The valley was selected for the eight peaks of the mountain resembling a lotus plant and the town of Kōya nowadays includes a university dedicated to religious studies and 120 temples, many of which offer lodging to pilgrims.
The opportunity to have a little glance to their lives is priceless. In the afternoon (4:30pm) I took part of a meditation session and although the monk spoke in japanese, a short explanatory note was provided: the meditation had to be carry on watching the big A letter in Sanskrit. I spent the rest of the day in the fascinating tatami room making an handwritten copy of a buddisth sutra (a practice called “shakyo“), the Heart Sutra: this practice is a form of meditation who should bring you to a state of peace of mind. It was difficult to complete all the sutra but the concentration required really brings you in a “parallel universe” where there is no place for other thoughts!
The dinner was served at 6pm and instinctively you go to sleep soon after the sunset thinking about the early wake up: I joined the buddisth cerimony at 6:30am and the Goma fire ritual at 7am.

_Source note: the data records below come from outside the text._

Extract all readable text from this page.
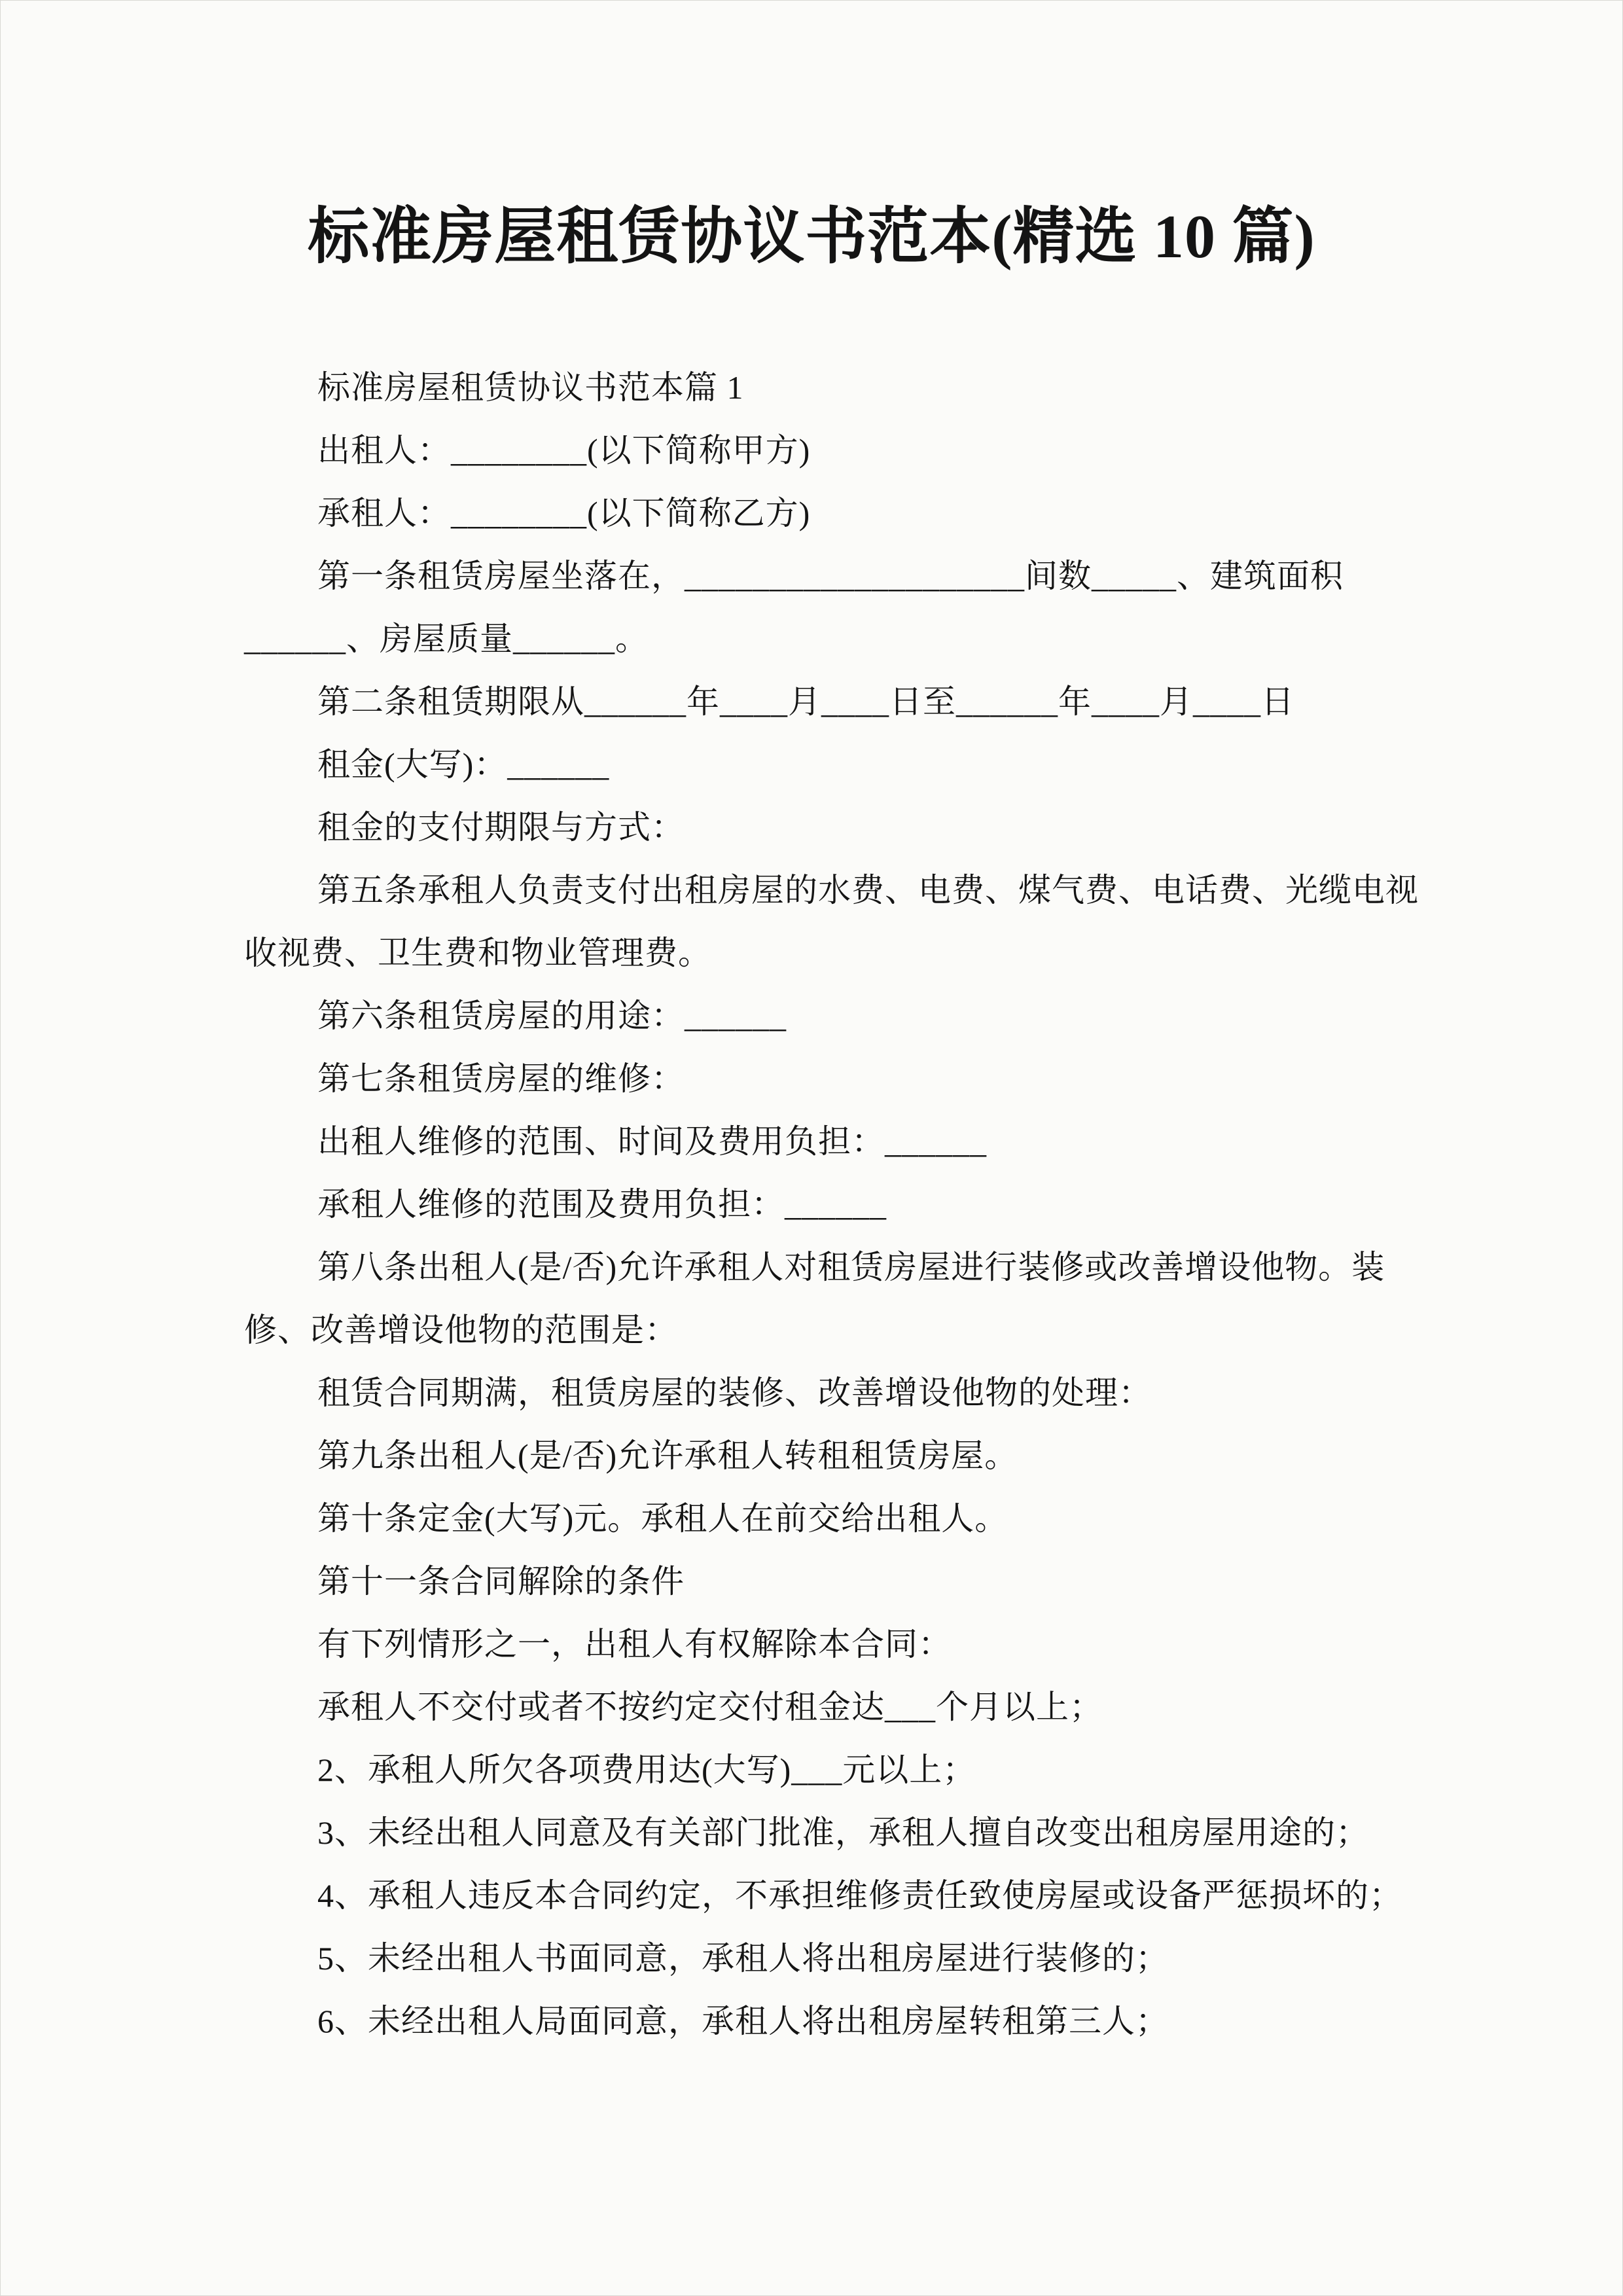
标准房屋租赁协议书范本(精选 10 篇)
标准房屋租赁协议书范本篇 1
出租人：________(以下简称甲方)
承租人：________(以下简称乙方)
第一条租赁房屋坐落在，____________________间数_____、建筑面积
______、房屋质量______。
第二条租赁期限从______年____月____日至______年____月____日
租金(大写)：______
租金的支付期限与方式：
第五条承租人负责支付出租房屋的水费、电费、煤气费、电话费、光缆电视
收视费、卫生费和物业管理费。
第六条租赁房屋的用途：______
第七条租赁房屋的维修：
出租人维修的范围、时间及费用负担：______
承租人维修的范围及费用负担：______
第八条出租人(是/否)允许承租人对租赁房屋进行装修或改善增设他物。装
修、改善增设他物的范围是：
租赁合同期满，租赁房屋的装修、改善增设他物的处理：
第九条出租人(是/否)允许承租人转租租赁房屋。
第十条定金(大写)元。承租人在前交给出租人。
第十一条合同解除的条件
有下列情形之一，出租人有权解除本合同：
承租人不交付或者不按约定交付租金达___个月以上；
2、承租人所欠各项费用达(大写)___元以上；
3、未经出租人同意及有关部门批准，承租人擅自改变出租房屋用途的；
4、承租人违反本合同约定，不承担维修责任致使房屋或设备严惩损坏的；
5、未经出租人书面同意，承租人将出租房屋进行装修的；
6、未经出租人局面同意，承租人将出租房屋转租第三人；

Nara has been the Japan’s first capital and it is full of historic treasures, including some of Japan’s oldest and largest temples. The main one is Todaiji Temple: the massive wooden building houses one of Japan’s largest bronze statues of Buddha. The area is surrounded by a large park famous for the multitude of wild deers: it is funny to spend some time watching them and trying not to be assault offering them their favorite crackers!